Thank you all for your valuable input! From what I can gather, I should either keep the stock valve untill I somehow can get a proper mapping, or use a soft spring in the Forge valve. Either way, I should be careful when gassing the engine (easier said than done unfortunately, especially when its more power we are after). Also, I see that the ATP inlet (which of course is the one I have ordered...) does not have a very high standing because it simply does'nt fit very well. I'm going to look for alternatives. Hopefully Ken from PG will let me cancel that part of the order...
 
According to this thread: http://www.msprotege.com/forum/showthread.php?t=123709072&page=3, its a PCV system problem and not a turbo seal problem. I wish we could get some hard evidence and get the final answer on the smoking issue.

Everyone has their own theory, but mazda has been replacing turbos when smoke starts coming out the exhaust. Why didn't they replace the PCV system instead? My friend has had his turbo replaced 3 times in 27K miles. That would be a pretty expensive mis-diagnosis on mazda's part. Almost every part that is replaced under warranty gets sent to mazda for analysis and or inspection. I would assume that very few of those parts actually get inspected, but they would inspect a turbo if it was sent back. So, if they are still replacing turbos, then that must be the culprit. I have done extensive reading about this turbo and I guarantee you that this floating brass sleeve and axial thrust bearing design is susceptable to damage and/or manufacturing variances.
 
sup guys. ive jus been reading the thread... i know im alil off topic but im getting the cobb sri 2morrow. is there anything i should be worried about with my ecu as far as issues u are talking about?? i already have a fbpv, and im running blue spring and 1 shim. i know u guys are talking about bigger mods that can cause a lean condition and detonation. do i have anything to worry about? ive been told to disconnect the batt and go easy on her for a couple of days to she can relearn. is this true? and in ur opinion do i have anything to worry about as far as running lean or detonation?
 
Everyone has their own theory, but mazda has been replacing turbos when smoke starts coming out the exhaust. Why didn't they replace the PCV system instead? My friend has had his turbo replaced 3 times in 27K miles. That would be a pretty expensive mis-diagnosis on mazda's part. Almost every part that is replaced under warranty gets sent to mazda for analysis and or inspection. I would assume that very few of those parts actually get inspected, but they would inspect a turbo if it was sent back. So, if they are still replacing turbos, then that must be the culprit. I have done extensive reading about this turbo and I guarantee you that this floating brass sleeve and axial thrust bearing design is susceptable to damage and/or manufacturing variances.

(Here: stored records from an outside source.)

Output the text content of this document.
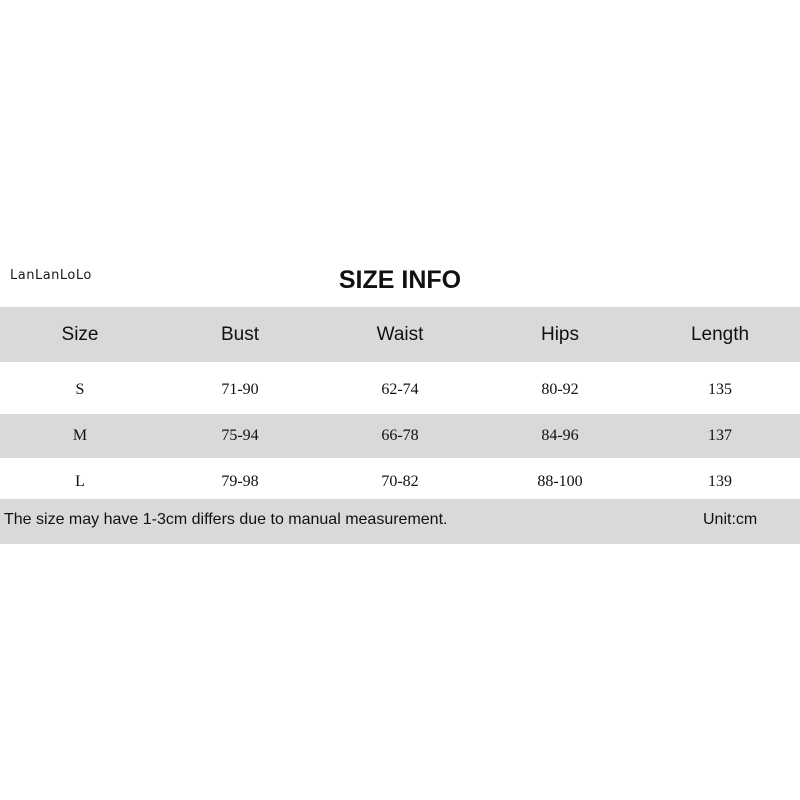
LanLanLoLo	SIZE INFO
Size	Bust	Waist	Hips	Length
S	71-90	62-74	80-92	135
M	75-94	66-78	84-96	137
L	79-98	70-82	88-100	139
The size may have 1-3cm differs due to manual measurement.	Unit:cm
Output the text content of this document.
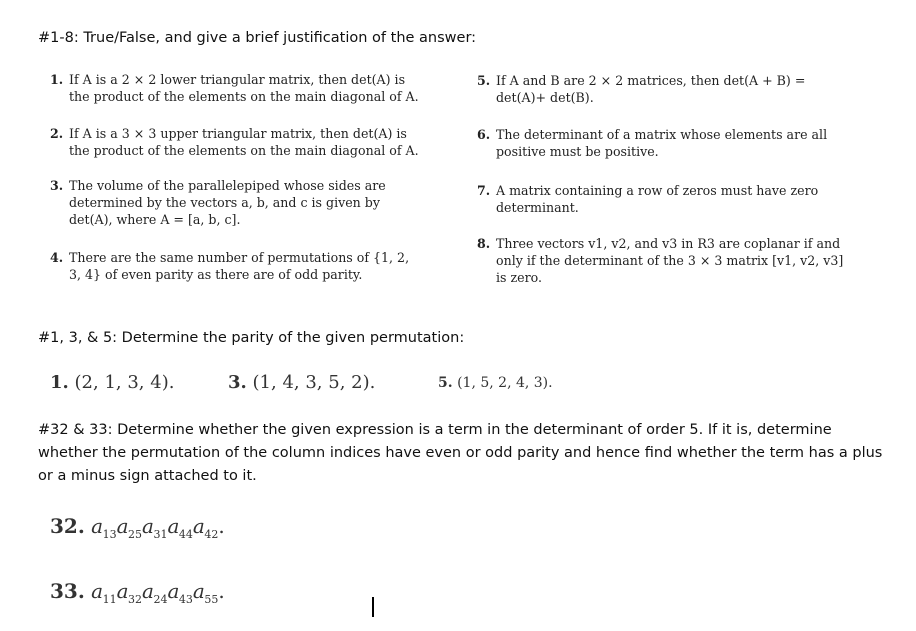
#1-8: True/False, and give a brief justification of the answer:
1. If A is a 2 × 2 lower triangular matrix, then det(A) is the product of the elements on the main diagonal of A.
2. If A is a 3 × 3 upper triangular matrix, then det(A) is the product of the elements on the main diagonal of A.
3. The volume of the parallelepiped whose sides are determined by the vectors a, b, and c is given by det(A), where A = [a, b, c].
4. There are the same number of permutations of {1, 2, 3, 4} of even parity as there are of odd parity.
5. If A and B are 2 × 2 matrices, then det(A + B) = det(A)+ det(B).
6. The determinant of a matrix whose elements are all positive must be positive.
7. A matrix containing a row of zeros must have zero determinant.
8. Three vectors v1, v2, and v3 in R3 are coplanar if and only if the determinant of the 3 × 3 matrix [v1, v2, v3] is zero.
#1, 3, & 5: Determine the parity of the given permutation:
1. (2, 1, 3, 4).	3. (1, 4, 3, 5, 2).	5. (1, 5, 2, 4, 3).
#32 & 33: Determine whether the given expression is a term in the determinant of order 5. If it is, determine whether the permutation of the column indices have even or odd parity and hence find whether the term has a plus or a minus sign attached to it.
32. $a_{13}a_{25}a_{31}a_{44}a_{42}$.
33. $a_{11}a_{32}a_{24}a_{43}a_{55}$.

its probably a mis-diagnosis seeing as how he has gone through so many turbos and it keeps coming back. there is an oil vapor reservoir before the pcv which collects oil flowing by. sometimes that gets full and then it leaks into the intake manifold thus causing the smoking at idle (seeing as how thats when the pcv is open). the reason why it probably goes away when they first change the turbo is because they also change the oil which in turn drains that vapor reservoir allowing it to fill again. and then after a while and it fills it comes back.

all i know is when i took the pcv hose off the intake manifold there was oil all over it.